Reversing a bash for loop

Question

I have this:

for (( count= "$WP_RANGE_START"; count< "$WP_RANGE_STOP"+1; count=count+1 ));

Where WP_RANGE_STARTis a number like 1 and WP_RANGE_STOPis a number like 10.

Right now this will step though going 1,2,...10

How can I do so that it counts backwards?(10,9,...1)

Answer 1

The for loop is your problem.

i=11 ; until [ $((i=i-1)) -lt 1 ] ; do echo $i ; done

OUTPUT

10
9
8
7
6
5
4
3
2
1

You don't need any bashisms at all.

Answer 2

Your incrementing code can be "simplified" as:

for count in $(eval echo {$WP_RANGE_START..$WP_RANGE_STOP});

So, to decrement you can just reverse the parameters"

for count in $(eval echo {$WP_RANGE_STOP..$WP_RANGE_START}); 

Assuming you've got a bash version of 3 or higher, you can specify an increment or decrement by appending it to the range, like so:

CHANGE=1
for count in $(eval echo {$WP_RANGE_STOP..$WP_RANGE_START..$CHANGE}); 

Answer 3

I guess the mirror image of what you have would be

for (( count="$WP_RANGE_STOP"; count >= "$WP_RANGE_START"; count=count-1 ));

But a less cumbersome way to write it would be

for (( count=WP_RANGE_STOP; count >= WP_RANGE_START; count-- ));

The $ is unnecessary in arithmetic context.

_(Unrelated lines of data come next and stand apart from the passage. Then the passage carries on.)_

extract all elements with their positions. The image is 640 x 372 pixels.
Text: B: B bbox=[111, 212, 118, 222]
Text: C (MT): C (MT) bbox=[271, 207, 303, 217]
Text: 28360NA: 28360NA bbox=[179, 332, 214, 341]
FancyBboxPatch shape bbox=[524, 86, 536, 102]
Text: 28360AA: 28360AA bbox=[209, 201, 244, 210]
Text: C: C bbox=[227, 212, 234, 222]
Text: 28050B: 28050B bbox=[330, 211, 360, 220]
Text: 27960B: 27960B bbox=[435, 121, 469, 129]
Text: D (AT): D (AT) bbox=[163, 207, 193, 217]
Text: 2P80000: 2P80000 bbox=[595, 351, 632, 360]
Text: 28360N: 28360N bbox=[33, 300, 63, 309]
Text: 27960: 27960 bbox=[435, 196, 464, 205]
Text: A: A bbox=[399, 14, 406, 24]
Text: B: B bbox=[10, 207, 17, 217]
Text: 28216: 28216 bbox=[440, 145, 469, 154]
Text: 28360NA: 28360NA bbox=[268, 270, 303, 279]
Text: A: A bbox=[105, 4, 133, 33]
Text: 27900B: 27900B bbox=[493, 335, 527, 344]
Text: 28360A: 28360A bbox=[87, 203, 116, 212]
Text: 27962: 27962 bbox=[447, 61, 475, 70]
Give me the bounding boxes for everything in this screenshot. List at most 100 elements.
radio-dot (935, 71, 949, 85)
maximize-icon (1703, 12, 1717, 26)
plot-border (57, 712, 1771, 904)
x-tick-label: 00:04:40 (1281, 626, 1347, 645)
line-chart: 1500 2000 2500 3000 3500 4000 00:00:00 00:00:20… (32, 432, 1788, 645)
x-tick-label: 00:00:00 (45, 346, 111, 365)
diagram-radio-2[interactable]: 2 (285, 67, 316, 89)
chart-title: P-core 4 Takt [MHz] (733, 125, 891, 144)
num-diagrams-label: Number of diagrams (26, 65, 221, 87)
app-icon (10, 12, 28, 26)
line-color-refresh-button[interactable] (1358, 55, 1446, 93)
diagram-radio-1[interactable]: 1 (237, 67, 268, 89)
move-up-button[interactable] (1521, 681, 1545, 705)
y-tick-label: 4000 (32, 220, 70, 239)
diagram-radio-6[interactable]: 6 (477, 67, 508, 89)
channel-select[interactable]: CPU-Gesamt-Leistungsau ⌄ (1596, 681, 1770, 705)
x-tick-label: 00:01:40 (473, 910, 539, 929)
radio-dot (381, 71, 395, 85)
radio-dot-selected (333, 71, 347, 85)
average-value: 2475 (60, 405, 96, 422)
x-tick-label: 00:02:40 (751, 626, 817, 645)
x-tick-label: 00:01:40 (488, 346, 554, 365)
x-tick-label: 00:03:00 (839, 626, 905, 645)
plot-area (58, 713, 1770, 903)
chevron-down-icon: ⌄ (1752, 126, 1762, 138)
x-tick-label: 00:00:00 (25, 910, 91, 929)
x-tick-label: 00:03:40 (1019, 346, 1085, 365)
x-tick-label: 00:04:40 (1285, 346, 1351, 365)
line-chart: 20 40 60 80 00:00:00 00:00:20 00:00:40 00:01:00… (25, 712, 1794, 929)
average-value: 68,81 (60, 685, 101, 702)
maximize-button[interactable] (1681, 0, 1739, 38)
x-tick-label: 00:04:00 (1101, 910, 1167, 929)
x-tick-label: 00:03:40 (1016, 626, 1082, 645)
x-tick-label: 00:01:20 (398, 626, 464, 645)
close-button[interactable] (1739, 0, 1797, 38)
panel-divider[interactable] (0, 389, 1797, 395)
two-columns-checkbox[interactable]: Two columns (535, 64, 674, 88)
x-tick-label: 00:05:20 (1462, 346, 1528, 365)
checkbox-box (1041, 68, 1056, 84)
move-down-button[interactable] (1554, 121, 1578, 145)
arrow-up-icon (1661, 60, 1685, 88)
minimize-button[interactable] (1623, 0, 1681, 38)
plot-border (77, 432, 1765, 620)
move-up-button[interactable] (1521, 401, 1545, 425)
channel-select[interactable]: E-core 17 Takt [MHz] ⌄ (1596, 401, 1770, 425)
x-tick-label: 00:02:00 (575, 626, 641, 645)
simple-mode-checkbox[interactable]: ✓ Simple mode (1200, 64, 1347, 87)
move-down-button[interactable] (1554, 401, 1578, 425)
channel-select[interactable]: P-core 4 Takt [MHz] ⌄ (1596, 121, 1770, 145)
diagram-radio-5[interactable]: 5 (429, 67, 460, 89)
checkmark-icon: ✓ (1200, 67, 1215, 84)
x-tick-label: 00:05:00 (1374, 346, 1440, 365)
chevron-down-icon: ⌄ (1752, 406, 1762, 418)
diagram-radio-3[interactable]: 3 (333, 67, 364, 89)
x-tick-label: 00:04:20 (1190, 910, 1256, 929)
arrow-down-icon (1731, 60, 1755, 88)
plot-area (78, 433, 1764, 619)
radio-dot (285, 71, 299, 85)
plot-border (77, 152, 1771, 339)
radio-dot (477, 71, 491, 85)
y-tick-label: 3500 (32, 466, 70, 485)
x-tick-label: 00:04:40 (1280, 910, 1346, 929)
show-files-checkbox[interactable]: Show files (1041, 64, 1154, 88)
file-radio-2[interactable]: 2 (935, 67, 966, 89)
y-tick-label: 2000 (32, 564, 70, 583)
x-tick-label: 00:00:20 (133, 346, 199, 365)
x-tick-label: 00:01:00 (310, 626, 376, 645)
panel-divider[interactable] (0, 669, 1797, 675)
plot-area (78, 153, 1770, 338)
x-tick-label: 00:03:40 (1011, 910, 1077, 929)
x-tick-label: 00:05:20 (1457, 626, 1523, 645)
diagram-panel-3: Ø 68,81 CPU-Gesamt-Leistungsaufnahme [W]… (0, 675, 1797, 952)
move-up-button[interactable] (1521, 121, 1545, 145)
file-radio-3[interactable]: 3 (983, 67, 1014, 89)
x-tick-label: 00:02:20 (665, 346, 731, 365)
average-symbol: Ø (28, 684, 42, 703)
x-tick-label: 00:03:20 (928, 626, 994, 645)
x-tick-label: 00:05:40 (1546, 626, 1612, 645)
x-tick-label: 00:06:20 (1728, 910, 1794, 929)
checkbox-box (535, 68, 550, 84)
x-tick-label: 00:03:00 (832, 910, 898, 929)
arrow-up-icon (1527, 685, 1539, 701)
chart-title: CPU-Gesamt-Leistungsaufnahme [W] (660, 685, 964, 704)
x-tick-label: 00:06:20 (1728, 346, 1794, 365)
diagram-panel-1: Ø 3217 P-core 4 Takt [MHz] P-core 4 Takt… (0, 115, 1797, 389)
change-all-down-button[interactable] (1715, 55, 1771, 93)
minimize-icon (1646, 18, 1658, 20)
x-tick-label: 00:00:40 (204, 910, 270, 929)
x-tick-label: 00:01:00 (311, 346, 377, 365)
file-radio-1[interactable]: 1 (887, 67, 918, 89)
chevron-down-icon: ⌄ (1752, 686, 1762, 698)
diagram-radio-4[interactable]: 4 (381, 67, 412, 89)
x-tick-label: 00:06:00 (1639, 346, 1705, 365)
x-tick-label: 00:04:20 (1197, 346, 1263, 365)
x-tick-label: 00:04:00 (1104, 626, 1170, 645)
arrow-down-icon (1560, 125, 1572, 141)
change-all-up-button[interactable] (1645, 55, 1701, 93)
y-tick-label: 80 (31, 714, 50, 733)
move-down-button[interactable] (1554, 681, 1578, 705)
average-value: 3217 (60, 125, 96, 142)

When dealing with literals, bash has a range expansion feature using brace expansion:

for i in {0..10}; # or {10..0} or what have you

But it's cumbersome to use with variables, as the brace expansion happens before parameter expansion. It's usually easier to use arithmetic for loops in those cases.